8. In line with the May 2012 FAC conclusions on MEPP and taking into account the recommendations of EU HoM's in Jerusalem and Ramallah in countering settler violence and ensuring accountability, MaMa recommends the following line of action:
The EU missions in Jerusalem and Ramallah will increase monitoring and regular reporting on settler violence in the oPt. The EU missions in Tel-Aviv will monitor and report on settler violence that occur in Israel. The EU will do this with the assistance local and international organizations and provide support to NGOS undertaking such monitoring.
The EU missions in Tel Aviv as well as in Jerusalem and Ramallah will step up monitoring on the Israeli authorities action against violence by extremist settlers with a view to having systematic and trustworthy information. In so far as possible, the EU missions could attend trials in the most serious cases.
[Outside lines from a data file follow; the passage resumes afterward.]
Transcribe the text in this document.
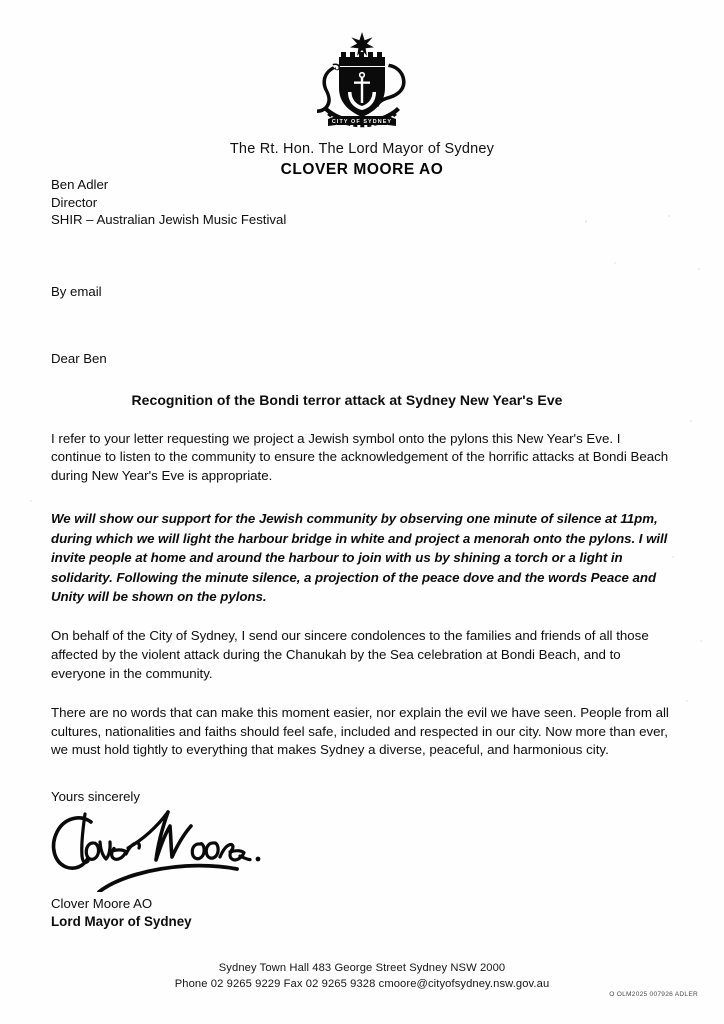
CITY OF SYDNEY
The Rt. Hon. The Lord Mayor of Sydney
CLOVER MOORE AO
Ben Adler
Director
SHIR – Australian Jewish Music Festival
By email
Dear Ben
Recognition of the Bondi terror attack at Sydney New Year's Eve
I refer to your letter requesting we project a Jewish symbol onto the pylons this New Year's Eve. I continue to listen to the community to ensure the acknowledgement of the horrific attacks at Bondi Beach during New Year's Eve is appropriate.
We will show our support for the Jewish community by observing one minute of silence at 11pm, during which we will light the harbour bridge in white and project a menorah onto the pylons. I will invite people at home and around the harbour to join with us by shining a torch or a light in solidarity. Following the minute silence, a projection of the peace dove and the words Peace and Unity will be shown on the pylons.
On behalf of the City of Sydney, I send our sincere condolences to the families and friends of all those affected by the violent attack during the Chanukah by the Sea celebration at Bondi Beach, and to everyone in the community.
There are no words that can make this moment easier, nor explain the evil we have seen. People from all cultures, nationalities and faiths should feel safe, included and respected in our city. Now more than ever, we must hold tightly to everything that makes Sydney a diverse, peaceful, and harmonious city.
Yours sincerely
Clover Moore AO
Lord Mayor of Sydney
Sydney Town Hall 483 George Street Sydney NSW 2000
Phone 02 9265 9229 Fax 02 9265 9328 cmoore@cityofsydney.nsw.gov.au
O OLM2025 007926 ADLER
The EU will continue to urge Israeli authorities to respect their obligations under international humanitarian law, in the oPt, including the applicability of the fourth Geneva Convention relative to the protection of civilians. In line with its 2009 Guidelines on human Rights and International humanitarian Law, the EU will engage with Israeli authorities, including within the framework of the EU-Israel Association Agreement.
The EU will try to reinforce the dynamic of the Israeli Government's stronger stance against settler violence and more actively engage in dialogue with the Israeli authorities at different levels, including within the framework of the EU-Israel Association Agreement (e.g. sub-committee on political dialogue and co-operation) to curb all forms of settler violence and increase law enforcement in areas prone to settler violence. In this regard the EU messages should focus on the following: step up protection of Palestinians by Israeli security forces; actively prevent the recurrence of acts of violence; take more decisive action against known extremist settlers; strengthen investigation capacities (e.g. collection of evidence, testimonies on cases); provide appropriate access to law enforcement for Palestinians and take measures to ensure that cases of settler violence are followed up with appropriate legal proceedings. Prevention implies also a stronger attitude against any form of incitement emanating from both political as well as religious circles.
On the basis of 14 May Council conclusions, the EU and Member States will engage in a consistent manner on all relevant occasions at the appropriate political level with the Israeli counterparts conveying the key messages outlined above.
The EU will systematically condemn publicly serious attacks by extremist settlers and reinforce language used in such statements. Member States willing to issue individual statements should ensure consistency in the messaging.
The EU will encourage the government of Israel and the PA to provide appropriate support for Palestinians subject to settler violence. This includes informing individuals and communities about ways of filing complaints to Israeli police and liaising with the Israeli Civil administration. The EU will also continue to provide support to different NGOs which can also undertake such action and will explore greater coordination of such financial support.
The EU will continue to raise the issue with key international partners individually and in forums such as the Quartet and relevant UN bodies.
Individual EU Member States could explore possibilities of denying access of known violent settlers to the EU.